Yuji, un singe patas âgé de six semaines vivant au Mexique, se réveille chaque jour blotti contre un chien en peluche. Plus qu’un simple jouet, cette peluche joue le rôle d’une mère de substitution depuis que ce petit primate a été rejeté par sa propre mère, Kamaria, une mère novice incapable de tisser un lien maternel.
Pesant à peine 673 grammes (1,4 livre), Yuji est le cas le plus récent d’élevage assisté au zoo de Guadalajara, dans l’ouest du Mexique.
L’histoire de Yuji a capté l’attention du public mexicain, établissant un parallèle avec Punch, le macaque japonais qui est devenu viral sur les réseaux sociaux après avoir grandi accroché à un orang-outan en peluche suite au rejet de sa mère.
Contrairement à Punch, Yuji n’a pas encore eu de contact physique avec d’autres membres de son espèce ; il passe la plupart de son temps dans une cage au Centre intégré de médecine et de bien-être animal (CIMBA) du zoo de Guadalajara, où il est pris en charge par 12 vétérinaires et biologistes.
Aucune date n’a été fixée pour le transfert de Yuji vers un habitat partagé par 12 autres singes patas adultes et trois autres petits. Cela dépendra du moment où il sera sevré d’un régime exclusivement lacté et commencera à suivre un régime alimentaire adulte comprenant des fruits et des légumes, a déclaré le vétérinaire Iván Reynoso Ruiz, responsable de la section des primates au zoo de Guadalajara. Cela pourrait se produire lorsque Yuji aura environ 6 mois, a-t-il ajouté.
Quelques heures seulement après avoir mis bas le 3 mars, Kamaria a commencé à présenter un comportement irrégulier. Elle avait du mal à tenir correctement son premier-né, empêchant le petit de s’agripper à sa mère.
Après avoir constaté le problème, les soigneurs ont séparé la mère de son nouveau-né, qui ne pesait que 443 grammes et devait être placé immédiatement dans une couveuse au CIMBA afin de stabiliser sa température et de préserver sa santé, a rapporté Reynoso Ruiz.
Ce fut le début de l’élevage assisté du nourrisson, un processus souvent utilisé par les zoos pour protéger la santé et le développement des petits en danger. Un soigneur l’a baptisé Yuji, d’après un personnage de manga japonais très populaire.
Au cours de ses premières semaines, Yuji a été placé sous surveillance 24 heures sur 24 et nourri au biberon avec du lait enrichi.

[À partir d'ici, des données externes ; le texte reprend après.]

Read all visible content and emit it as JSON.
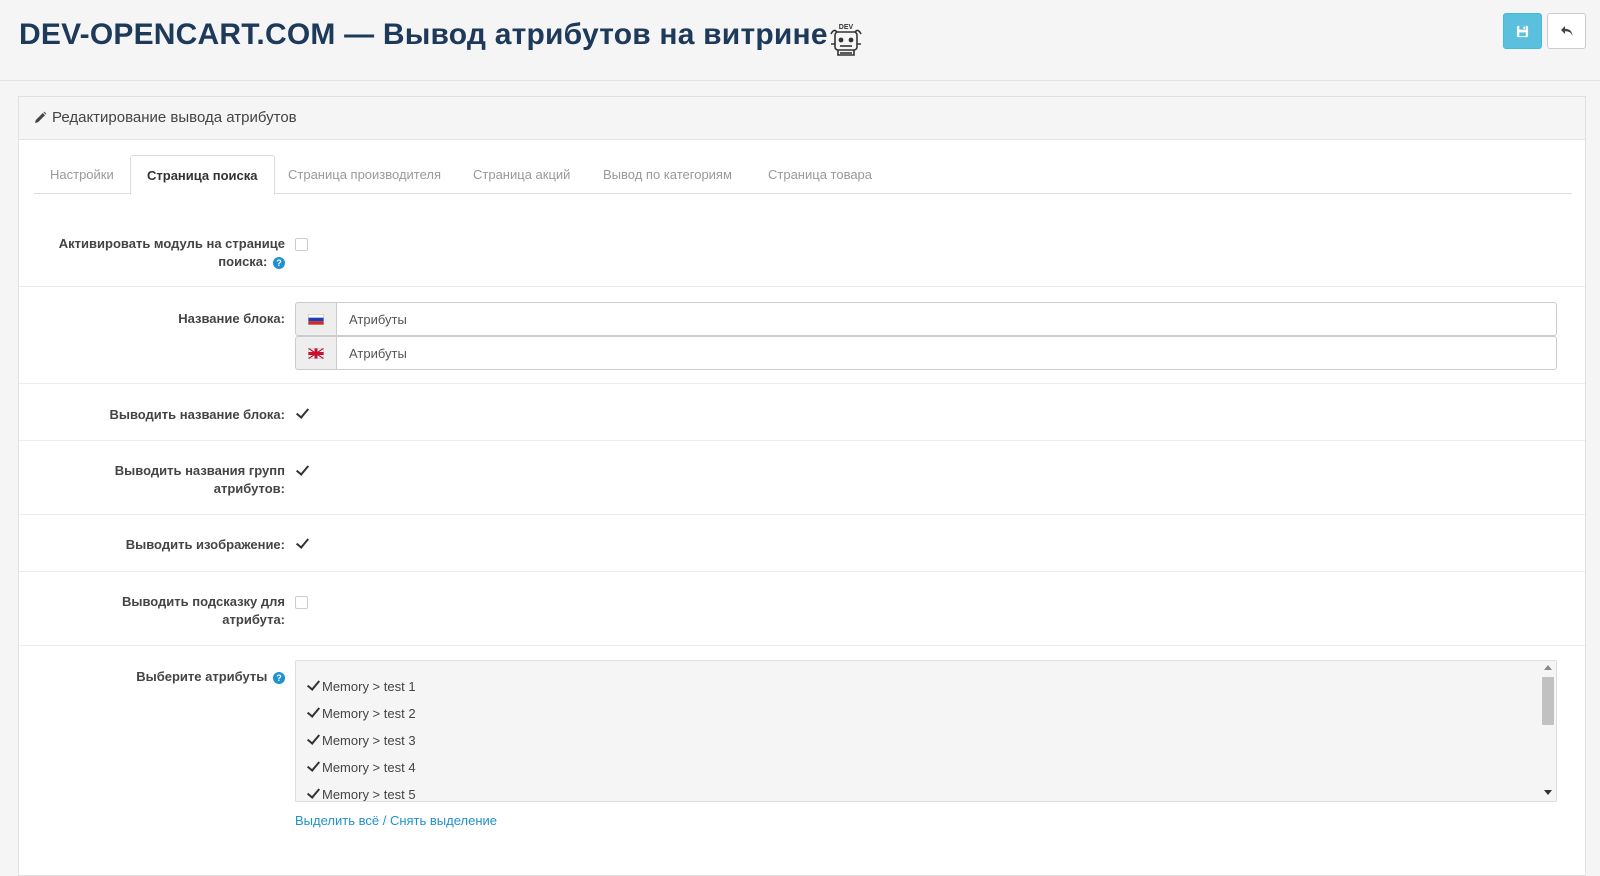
{
  "header": {
    "title_brand": "DEV-OPENCART.COM",
    "title_separator": "—",
    "title_text": "Вывод атрибутов на витрине",
    "logo_icon": "dev-robot-logo-icon",
    "logo_text": "DEV",
    "save_icon": "floppy-disk-icon",
    "back_icon": "reply-arrow-icon"
  },
  "panel": {
    "icon": "pencil-icon",
    "title": "Редактирование вывода атрибутов"
  },
  "tabs": [
    {
      "label": "Настройки",
      "active": false
    },
    {
      "label": "Страница поиска",
      "active": true
    },
    {
      "label": "Страница производителя",
      "active": false
    },
    {
      "label": "Страница акций",
      "active": false
    },
    {
      "label": "Вывод по категориям",
      "active": false
    },
    {
      "label": "Страница товара",
      "active": false
    }
  ],
  "form": {
    "activate": {
      "label": "Активировать модуль на странице поиска:",
      "checked": false,
      "help_icon": "question-circle-icon"
    },
    "block_name": {
      "label": "Название блока:",
      "ru": {
        "flag_icon": "flag-ru-icon",
        "value": "Атрибуты"
      },
      "en": {
        "flag_icon": "flag-gb-icon",
        "value": "Атрибуты"
      }
    },
    "show_block_name": {
      "label": "Выводить название блока:",
      "checked": true
    },
    "show_group_names": {
      "label": "Выводить названия групп атрибутов:",
      "checked": true
    },
    "show_image": {
      "label": "Выводить изображение:",
      "checked": true
    },
    "show_hint": {
      "label": "Выводить подсказку для атрибута:",
      "checked": false
    },
    "attributes": {
      "label": "Выберите атрибуты",
      "help_icon": "question-circle-icon",
      "items": [
        {
          "label": "Memory > test 1",
          "checked": true
        },
        {
          "label": "Memory > test 2",
          "checked": true
        },
        {
          "label": "Memory > test 3",
          "checked": true
        },
        {
          "label": "Memory > test 4",
          "checked": true
        },
        {
          "label": "Memory > test 5",
          "checked": true
        }
      ],
      "select_all": "Выделить всё",
      "separator": "/",
      "deselect": "Снять выделение"
    }
  },
  "colors": {
    "title": "#1e3a5a",
    "accent": "#5bc0de",
    "link": "#1e91cf"
  }
}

Dès le début, on a donné à Yuji une peluche pour le réconforter. Reynoso Ruiz a expliqué que ce jouet remplit le rôle d’une mère en lui apportant un sentiment de sécurité. Pour des raisons d’hygiène, le personnel alterne la peluche originale avec deux autres jouets — un ours et un singe — afin de s’assurer qu’il ait toujours un compagnon propre.
Pour stimuler son développement, les soigneurs ont équipé la cage de Yuji d’un petit hamac et de cordes. À mesure qu’il prenait du poids et dormait plus longtemps, son équipe a adapté son programme d’alimentation. Yuji reçoit désormais le premier de ses quatre biberons quotidiens à 7 h.

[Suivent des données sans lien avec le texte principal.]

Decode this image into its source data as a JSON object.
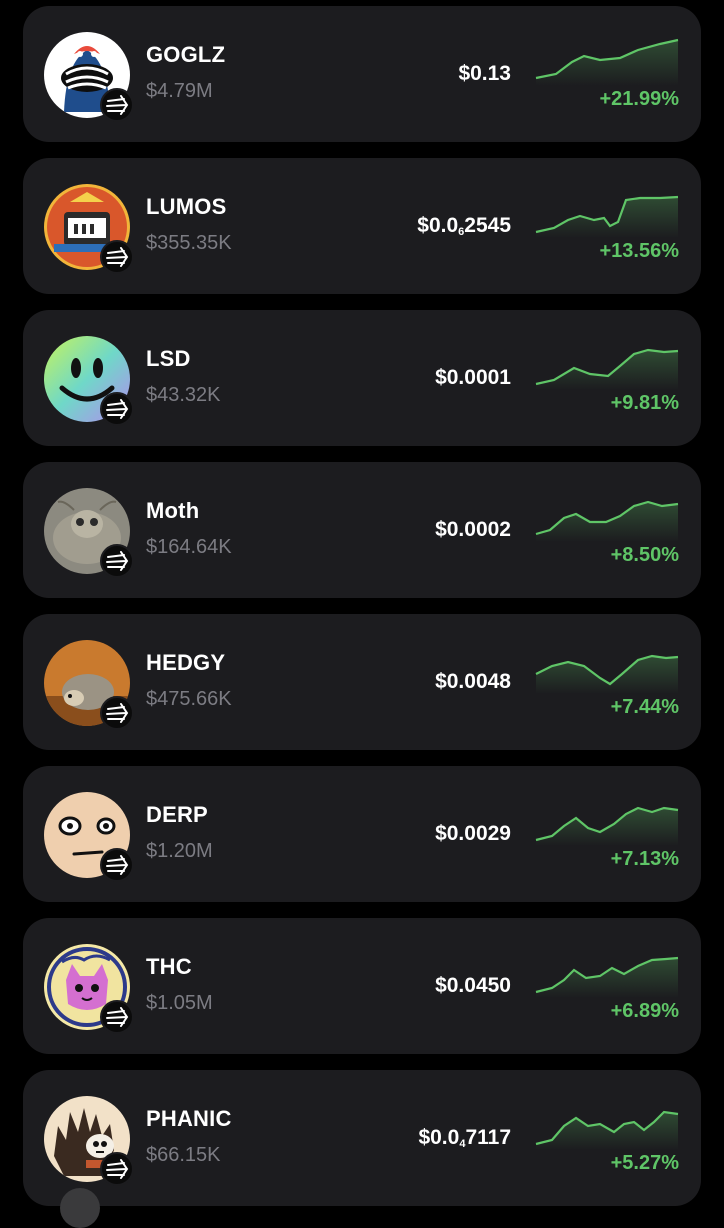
{
  "accent_up": "#5fc567",
  "tokens": [
    {
      "name": "GOGLZ",
      "mcap": "$4.79M",
      "price_main": "$0.13",
      "price_sub": "",
      "price_tail": "",
      "change": "+21.99%",
      "icon": "goglz-icon",
      "chain_icon": "sonic-chain-icon"
    },
    {
      "name": "LUMOS",
      "mcap": "$355.35K",
      "price_main": "$0.0",
      "price_sub": "6",
      "price_tail": "2545",
      "change": "+13.56%",
      "icon": "lumos-icon",
      "chain_icon": "sonic-chain-icon"
    },
    {
      "name": "LSD",
      "mcap": "$43.32K",
      "price_main": "$0.0001",
      "price_sub": "",
      "price_tail": "",
      "change": "+9.81%",
      "icon": "lsd-smiley-icon",
      "chain_icon": "sonic-chain-icon"
    },
    {
      "name": "Moth",
      "mcap": "$164.64K",
      "price_main": "$0.0002",
      "price_sub": "",
      "price_tail": "",
      "change": "+8.50%",
      "icon": "moth-icon",
      "chain_icon": "sonic-chain-icon"
    },
    {
      "name": "HEDGY",
      "mcap": "$475.66K",
      "price_main": "$0.0048",
      "price_sub": "",
      "price_tail": "",
      "change": "+7.44%",
      "icon": "hedgehog-icon",
      "chain_icon": "sonic-chain-icon"
    },
    {
      "name": "DERP",
      "mcap": "$1.20M",
      "price_main": "$0.0029",
      "price_sub": "",
      "price_tail": "",
      "change": "+7.13%",
      "icon": "derp-face-icon",
      "chain_icon": "sonic-chain-icon"
    },
    {
      "name": "THC",
      "mcap": "$1.05M",
      "price_main": "$0.0450",
      "price_sub": "",
      "price_tail": "",
      "change": "+6.89%",
      "icon": "thc-cat-icon",
      "chain_icon": "sonic-chain-icon"
    },
    {
      "name": "PHANIC",
      "mcap": "$66.15K",
      "price_main": "$0.0",
      "price_sub": "4",
      "price_tail": "7117",
      "change": "+5.27%",
      "icon": "phanic-icon",
      "chain_icon": "sonic-chain-icon"
    }
  ]
}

Si les histoires de Punch et de Yuji ont fait le buzz sur les réseaux sociaux, certains défenseurs des droits des animaux s’opposent à la pratique de l’élevage assisté.

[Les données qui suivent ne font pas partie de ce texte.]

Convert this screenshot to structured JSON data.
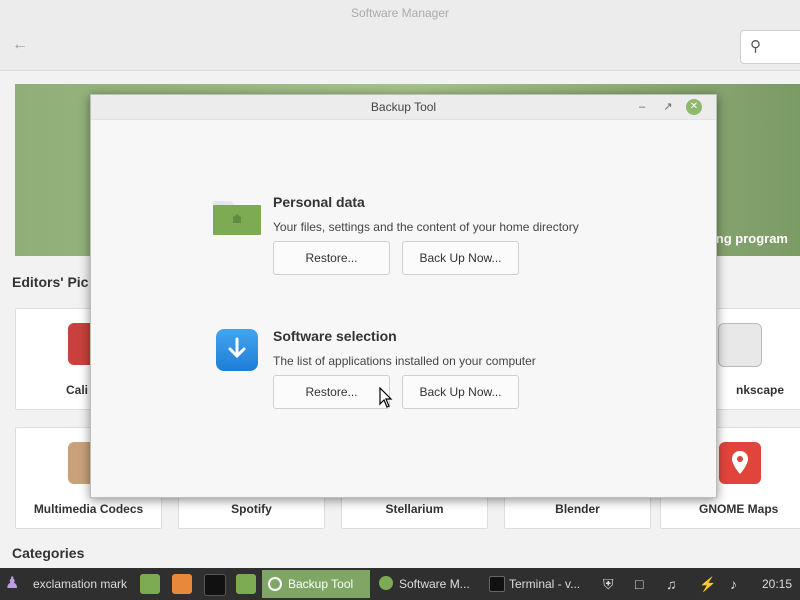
{
  "software_manager": {
    "title": "Software Manager",
    "banner_text": "ng program",
    "editors_picks_title": "Editors' Pic",
    "categories_title": "Categories",
    "row1": [
      {
        "label": "Cali",
        "icon": "book-icon"
      },
      {
        "label": "nkscape",
        "icon": "inkscape-icon"
      }
    ],
    "row2": [
      {
        "label": "Multimedia Codecs",
        "icon": "package-icon"
      },
      {
        "label": "Spotify",
        "icon": "spotify-icon"
      },
      {
        "label": "Stellarium",
        "icon": "stellarium-icon"
      },
      {
        "label": "Blender",
        "icon": "blender-icon"
      },
      {
        "label": "GNOME Maps",
        "icon": "map-pin-icon"
      }
    ]
  },
  "dialog": {
    "title": "Backup Tool",
    "personal": {
      "heading": "Personal data",
      "description": "Your files, settings and the content of your home directory",
      "restore_label": "Restore...",
      "backup_label": "Back Up Now..."
    },
    "software": {
      "heading": "Software selection",
      "description": "The list of applications installed on your computer",
      "restore_label": "Restore...",
      "backup_label": "Back Up Now..."
    }
  },
  "taskbar": {
    "menu_label": "exclamation mark",
    "windows": [
      {
        "label": "Backup Tool",
        "active": true
      },
      {
        "label": "Software M...",
        "active": false
      },
      {
        "label": "Terminal - v...",
        "active": false
      }
    ],
    "clock": "20:15"
  },
  "colors": {
    "accent": "#7fa665",
    "folder_green": "#7cab54",
    "download_blue": "#2b8ee0",
    "taskbar_bg": "#2f2f2f"
  }
}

Diana Valencia, militante pour les droits des animaux, affirme que rien ne peut remplacer un habitat naturel et que les animaux «ont le droit de naître, de grandir, de se développer et de mourir là où ils ont leur place».
En réponse à ces critiques, l’expert en primates du zoo de Guadalajara a souligné que les zoos modernes offrent une occasion unique de protéger les espèces contre les menaces mondiales. Il a déclaré que cette intervention était une question de vie ou de mort, et que Yuji aurait probablement péri dans la nature sans cette «deuxième chance» de survie.